Nearly 80 percent of Argentina's 310 big bank lenders, including almost all its British bankers, have approved a new $1.5 billion medium-term loan for that nation, Citibank Senior Vice President William R. Rhodes said yesterday.

Rhodes also said the final $300 million installment of the $1.1 billion bridge loan key banks agreed to make Argentina to tide it over until it could arrange more permanent financing will be disbursed next week.

Rhodes said the $1.5 billion loan agreement for Argentina is "going much better" than anticipated. He said 241 banks already have signed the medium-term agreement and all but 32 have indicated they have no problem with the loan.

Rhodes--who heads up bank committees involved in restructuring debts for Mexico, Brazil, Peru and Uruguay in addition to Argentina--said the first portion of the new medium-term loan will not be disbursed to Argentina until at least the middle of September.

By then, he said, banks hope to have completed the first "restructuring" of Argentinian loans that came due in 1982 and 1983 but could not be repaid on time.
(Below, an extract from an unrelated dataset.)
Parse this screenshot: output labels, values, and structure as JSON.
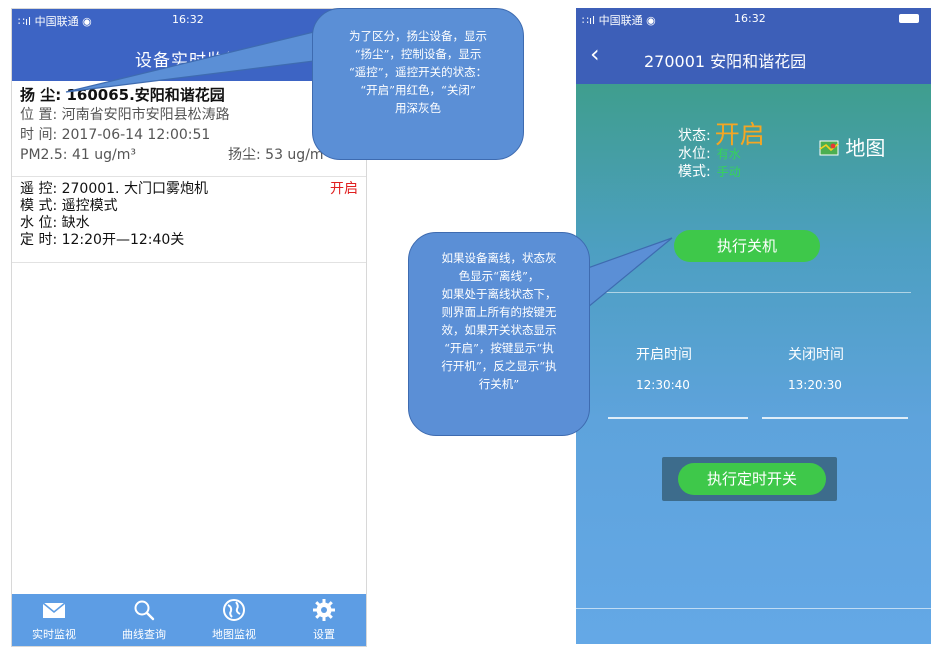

That restructuring agreement, for the Argentine national airline, should be signed early in September, the Citibank vice president said.

For most of the troubled Latin American borrowers, the debt negotiations have two different, but related steps. Not only must the terms on maturing loans be stretched out, new loans must be negotiated. Banks and Argentina have been working on the $1.5 billion new loan for nearly a year. Rhodes said the banks want to wait to actually disburse any of the new money until the first stretch-out agreement for an Argentinian loan was completed.

The airline loan is relatively small, Rhodes said. Eventually Argentina must reach agreement with its bankers to stretch out $6 billion worth of public-sector loans and $5 billion in loans to Argentina's private sector that came due during 1982 and 1983 but on which no principal was paid. Like all Latin American debtors Argentina has agreed to keep interest payments current, although Argentina has fallen somewhat behind on those payments as has Brazil.

A major stumbling block in the Argentinian agreement was the financial sanctions that Argentina and Great Britain imposed upon each other during the Falkland-Malvinas war between those two nations. The British banks were under pressure not to sign because Argentina still refused to permit British firms operating in Argentina to repatriate dividends and profits to Britain. Last week Argentina lifted those sanctions, paving the way for British banks to sign the loan agreement.

Argentina, with between $40 billion and $45 billion of foreign debts, is the third biggest borrower in Latin America, behind Brazil and Mexico.